Mendelian randomization study on the causal effects of glioma on Alzheimer's disease

Abstract Background Previous observational studies have revealed an inverse relationship where cancer patients have a reduced risk to develop Alzheimer’s disease (AD) and vice versa. The present two-sample Mendelian randomization (MR) study aims to identify the causal link between gliomas and AD. Methods The largest gliomas genome-wide association study (GWAS) was used.
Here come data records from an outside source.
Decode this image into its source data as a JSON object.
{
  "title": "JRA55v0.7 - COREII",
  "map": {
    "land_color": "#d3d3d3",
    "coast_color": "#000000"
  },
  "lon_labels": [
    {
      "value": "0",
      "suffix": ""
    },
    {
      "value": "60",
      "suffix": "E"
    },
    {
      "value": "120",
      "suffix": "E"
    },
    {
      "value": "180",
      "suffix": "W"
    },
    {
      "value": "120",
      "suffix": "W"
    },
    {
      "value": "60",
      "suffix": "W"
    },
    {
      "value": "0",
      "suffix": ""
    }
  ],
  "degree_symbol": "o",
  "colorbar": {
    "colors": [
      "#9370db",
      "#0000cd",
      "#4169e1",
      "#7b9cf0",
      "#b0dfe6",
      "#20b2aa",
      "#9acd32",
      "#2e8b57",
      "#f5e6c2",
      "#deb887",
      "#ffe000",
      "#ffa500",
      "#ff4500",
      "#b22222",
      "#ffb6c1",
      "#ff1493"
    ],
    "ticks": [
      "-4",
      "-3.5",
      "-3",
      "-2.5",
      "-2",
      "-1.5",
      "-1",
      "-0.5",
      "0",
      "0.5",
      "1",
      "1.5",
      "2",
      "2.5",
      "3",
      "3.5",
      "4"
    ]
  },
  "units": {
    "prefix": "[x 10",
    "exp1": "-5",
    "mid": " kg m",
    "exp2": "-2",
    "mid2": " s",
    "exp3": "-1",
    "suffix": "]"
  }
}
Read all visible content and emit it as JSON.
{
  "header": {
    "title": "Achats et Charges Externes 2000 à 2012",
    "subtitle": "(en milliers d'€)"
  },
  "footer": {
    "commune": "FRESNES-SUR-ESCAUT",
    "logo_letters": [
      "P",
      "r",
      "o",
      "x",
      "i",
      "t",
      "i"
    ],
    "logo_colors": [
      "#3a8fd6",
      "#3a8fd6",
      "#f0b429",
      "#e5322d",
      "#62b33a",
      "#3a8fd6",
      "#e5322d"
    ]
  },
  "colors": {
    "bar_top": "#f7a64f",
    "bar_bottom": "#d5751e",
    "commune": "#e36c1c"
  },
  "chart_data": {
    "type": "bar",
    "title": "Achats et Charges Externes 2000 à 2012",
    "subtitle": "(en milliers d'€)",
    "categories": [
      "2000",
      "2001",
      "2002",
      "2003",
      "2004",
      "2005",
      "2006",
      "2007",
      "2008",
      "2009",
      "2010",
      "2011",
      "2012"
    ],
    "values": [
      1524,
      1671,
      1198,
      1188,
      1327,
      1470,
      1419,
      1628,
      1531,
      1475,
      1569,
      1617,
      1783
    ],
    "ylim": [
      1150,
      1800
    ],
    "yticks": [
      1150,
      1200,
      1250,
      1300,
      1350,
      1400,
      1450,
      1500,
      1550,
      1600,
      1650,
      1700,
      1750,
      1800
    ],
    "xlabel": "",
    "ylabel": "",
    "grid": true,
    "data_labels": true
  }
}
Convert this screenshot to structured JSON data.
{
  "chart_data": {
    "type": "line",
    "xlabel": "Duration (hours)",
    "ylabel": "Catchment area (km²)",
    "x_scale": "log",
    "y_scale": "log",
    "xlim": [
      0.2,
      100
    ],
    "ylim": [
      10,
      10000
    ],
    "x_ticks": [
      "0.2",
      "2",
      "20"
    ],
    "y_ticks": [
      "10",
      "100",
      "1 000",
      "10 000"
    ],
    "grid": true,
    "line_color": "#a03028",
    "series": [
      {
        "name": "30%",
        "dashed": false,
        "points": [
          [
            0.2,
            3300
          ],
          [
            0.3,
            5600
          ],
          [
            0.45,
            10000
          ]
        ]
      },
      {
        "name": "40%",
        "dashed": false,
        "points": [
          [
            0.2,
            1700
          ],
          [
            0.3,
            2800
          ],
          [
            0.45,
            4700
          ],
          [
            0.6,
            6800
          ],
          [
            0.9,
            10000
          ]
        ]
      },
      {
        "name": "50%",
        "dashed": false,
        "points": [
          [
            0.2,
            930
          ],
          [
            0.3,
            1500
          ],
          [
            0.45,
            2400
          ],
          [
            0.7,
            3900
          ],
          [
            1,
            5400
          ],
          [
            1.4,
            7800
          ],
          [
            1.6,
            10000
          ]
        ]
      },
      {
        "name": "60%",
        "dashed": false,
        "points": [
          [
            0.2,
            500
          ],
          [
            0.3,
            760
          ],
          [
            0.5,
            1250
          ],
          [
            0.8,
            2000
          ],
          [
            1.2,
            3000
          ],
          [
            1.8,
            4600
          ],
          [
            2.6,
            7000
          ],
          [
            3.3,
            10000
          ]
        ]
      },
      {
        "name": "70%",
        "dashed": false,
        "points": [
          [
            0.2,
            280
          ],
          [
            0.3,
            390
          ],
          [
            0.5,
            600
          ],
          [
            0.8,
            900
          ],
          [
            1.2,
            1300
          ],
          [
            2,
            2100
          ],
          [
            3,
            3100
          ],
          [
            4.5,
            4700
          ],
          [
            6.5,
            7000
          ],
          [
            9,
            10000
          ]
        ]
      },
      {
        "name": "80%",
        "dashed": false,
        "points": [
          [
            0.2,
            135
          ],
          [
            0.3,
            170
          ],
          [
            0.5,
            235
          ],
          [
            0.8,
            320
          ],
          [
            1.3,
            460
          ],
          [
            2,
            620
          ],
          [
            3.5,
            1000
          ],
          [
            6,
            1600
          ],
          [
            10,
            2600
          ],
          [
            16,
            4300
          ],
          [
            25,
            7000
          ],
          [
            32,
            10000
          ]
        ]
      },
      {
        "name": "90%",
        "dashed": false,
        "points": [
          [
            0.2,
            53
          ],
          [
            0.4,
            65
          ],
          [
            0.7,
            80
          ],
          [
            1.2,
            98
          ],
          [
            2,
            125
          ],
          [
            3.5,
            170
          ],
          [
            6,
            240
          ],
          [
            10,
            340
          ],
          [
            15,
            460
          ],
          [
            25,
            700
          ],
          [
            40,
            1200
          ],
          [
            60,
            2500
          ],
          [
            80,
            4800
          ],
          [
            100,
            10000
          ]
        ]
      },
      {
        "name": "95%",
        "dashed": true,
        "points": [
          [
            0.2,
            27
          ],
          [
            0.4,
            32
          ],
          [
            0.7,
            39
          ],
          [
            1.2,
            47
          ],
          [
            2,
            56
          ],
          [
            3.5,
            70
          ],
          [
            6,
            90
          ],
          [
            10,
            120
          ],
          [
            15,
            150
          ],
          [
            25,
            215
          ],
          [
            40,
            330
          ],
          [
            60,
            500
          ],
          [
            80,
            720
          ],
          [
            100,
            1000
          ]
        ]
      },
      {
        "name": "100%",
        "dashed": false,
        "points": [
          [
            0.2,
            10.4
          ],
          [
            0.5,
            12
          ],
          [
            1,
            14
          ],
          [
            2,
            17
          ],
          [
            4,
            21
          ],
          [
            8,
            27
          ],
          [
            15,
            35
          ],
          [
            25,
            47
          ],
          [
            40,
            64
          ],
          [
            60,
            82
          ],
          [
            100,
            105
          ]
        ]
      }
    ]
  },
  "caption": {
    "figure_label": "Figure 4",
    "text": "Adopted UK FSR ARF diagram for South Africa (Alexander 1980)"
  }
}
A previously reported AD GWAS (24,087 cases and 55,058 controls from European ancestry) was used to assess the effect of gliomas on AD. MR-egger_intercept and MR_egger and inverse variance weighted (IVW) in Cochran’s Q-test were used to determine the pleiotropy and heterogeneity, respectively. IVW and weighted median were used to perform MR analysis. Finally, the effect of a single nucleotide polymorphism (SNP) was used to test the SNP bias. Results We did not find a significant pleiotropy or heterogeneity of all three gliomas genetic instrumental variants (IVs) in AD GWAS. Interestingly, we found that as gliomas genetically increased, the risk of AD increased using IVW (odds ratio [OR] = 1.0167, 95% confidence interval [CI] = 1.0079–1.0257, p = 0.0002). This was further proven by weighted median (OR = 1.0161, 95% CI = 1.0058–1.0267, p = 0.0023). Reverse MR analysis shows no causal effect of AD on gliomas. Conclusions Our analysis suggested a causal link between genetically increased gliomas and the increased risk of AD in European ancestries. Thus, gliomas may be a risk factor for AD.